Trying to avoid having to draw my own circuit diagram, here is one off the Net, of "Transistor Assisted Contacts" ignition.

Think, when I speak of horses Lumenition that there is the optical breaker where the points are.

And correct my thinking:

The ballast resistor is between the CB points and earth, while the coil and switching transistor 'sees' the full 12V.

This reduces the stress and wear on the points.

 

So would the ballast be in the circuit to the coil AND points if, originally, the car had a ballasted ignition and a Low resistance, 6V coil?

In that case, should our OP make very sure that, having changed from a low resistance coil and ballast to non-ballast and high resistance,12V coil, he hasn't left so additional ballasting resistance in the system?  That would reduce the volts to the coil and make for poor running.

 

Trying to get my head around this!

John

 

John,

 The circuit you have shown will confuse you. It shows the points triggered from +12V. All negative earth cars are triggered from ground/earth/ zero. This circuit would need a PNP transistor to connect to the grounded points.

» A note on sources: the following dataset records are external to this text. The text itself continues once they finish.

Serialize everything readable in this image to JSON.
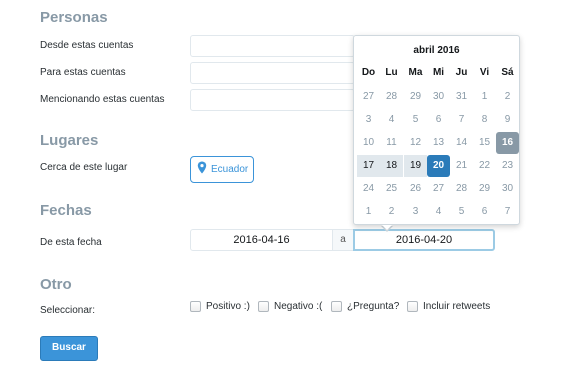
{
  "sections": {
    "personas": "Personas",
    "lugares": "Lugares",
    "fechas": "Fechas",
    "otro": "Otro"
  },
  "personas": {
    "from_label": "Desde estas cuentas",
    "to_label": "Para estas cuentas",
    "mention_label": "Mencionando estas cuentas"
  },
  "lugares": {
    "near_label": "Cerca de este lugar",
    "place_value": "Ecuador"
  },
  "fechas": {
    "date_label": "De esta fecha",
    "from_date": "2016-04-16",
    "separator": "a",
    "to_date": "2016-04-20"
  },
  "otro": {
    "select_label": "Seleccionar:",
    "options": [
      "Positivo :)",
      "Negativo :(",
      "¿Pregunta?",
      "Incluir retweets"
    ]
  },
  "search_button": "Buscar",
  "datepicker": {
    "title": "abril 2016",
    "weekdays": [
      "Do",
      "Lu",
      "Ma",
      "Mi",
      "Ju",
      "Vi",
      "Sá"
    ],
    "weeks": [
      [
        "27",
        "28",
        "29",
        "30",
        "31",
        "1",
        "2"
      ],
      [
        "3",
        "4",
        "5",
        "6",
        "7",
        "8",
        "9"
      ],
      [
        "10",
        "11",
        "12",
        "13",
        "14",
        "15",
        "16"
      ],
      [
        "17",
        "18",
        "19",
        "20",
        "21",
        "22",
        "23"
      ],
      [
        "24",
        "25",
        "26",
        "27",
        "28",
        "29",
        "30"
      ],
      [
        "1",
        "2",
        "3",
        "4",
        "5",
        "6",
        "7"
      ]
    ],
    "range_start": "16",
    "range_end": "20",
    "colors": {
      "range_start": "#8899a6",
      "range_end": "#2b7bb9",
      "range": "#e1e8ed",
      "accent": "#3b94d9"
    }
  }
}
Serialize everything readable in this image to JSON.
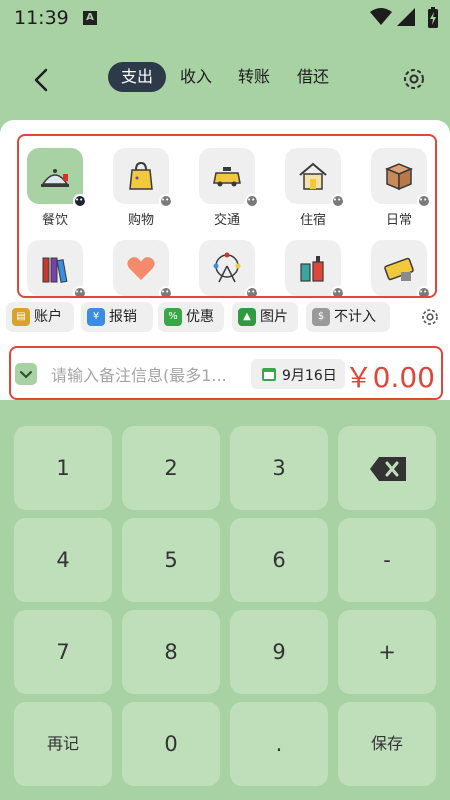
{
  "status": {
    "time": "11:39",
    "a_badge": "A"
  },
  "header": {
    "tabs": [
      {
        "label": "支出",
        "active": true
      },
      {
        "label": "收入",
        "active": false
      },
      {
        "label": "转账",
        "active": false
      },
      {
        "label": "借还",
        "active": false
      }
    ]
  },
  "categories": [
    {
      "label": "餐饮",
      "icon": "dining-icon",
      "selected": true
    },
    {
      "label": "购物",
      "icon": "shopping-bag-icon"
    },
    {
      "label": "交通",
      "icon": "taxi-icon"
    },
    {
      "label": "住宿",
      "icon": "house-icon"
    },
    {
      "label": "日常",
      "icon": "box-icon"
    },
    {
      "label": "",
      "icon": "books-icon"
    },
    {
      "label": "",
      "icon": "heart-icon"
    },
    {
      "label": "",
      "icon": "ferris-wheel-icon"
    },
    {
      "label": "",
      "icon": "cosmetics-icon"
    },
    {
      "label": "",
      "icon": "ticket-icon"
    }
  ],
  "chips": [
    {
      "label": "账户",
      "icon": "account-icon",
      "color": "#d8a32a"
    },
    {
      "label": "报销",
      "icon": "reimburse-icon",
      "color": "#3a8de0"
    },
    {
      "label": "优惠",
      "icon": "discount-icon",
      "color": "#3aa64a"
    },
    {
      "label": "图片",
      "icon": "image-icon",
      "color": "#2f9a3e"
    },
    {
      "label": "不计入",
      "icon": "exclude-icon",
      "color": "#9a9a9a"
    }
  ],
  "note": {
    "placeholder": "请输入备注信息(最多1...",
    "date": "9月16日",
    "amount": "￥0.00"
  },
  "keypad": {
    "keys": [
      "1",
      "2",
      "3",
      "",
      "4",
      "5",
      "6",
      "-",
      "7",
      "8",
      "9",
      "+",
      "再记",
      "0",
      ".",
      "保存"
    ]
  },
  "colors": {
    "accent": "#a8d1a4",
    "alert": "#e0463a",
    "dark": "#2d3a4a"
  }
}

Throw the drawing in the bin.  :)

The way the coil is switched is correct.

 

A real circuit would have additional components across the transistor  and such to stop it blowing up.

 

You could make a points triggered transistorized module quite easy yourself. but still left with "the points". If I had to keep the points as the triggering part, I would use  Cap-discharged. CD. Buy a dwell IC so that the coil was charged only prior to discharge.

 

Bigger spark means more power innit. :D

 

Cheers,

Iain.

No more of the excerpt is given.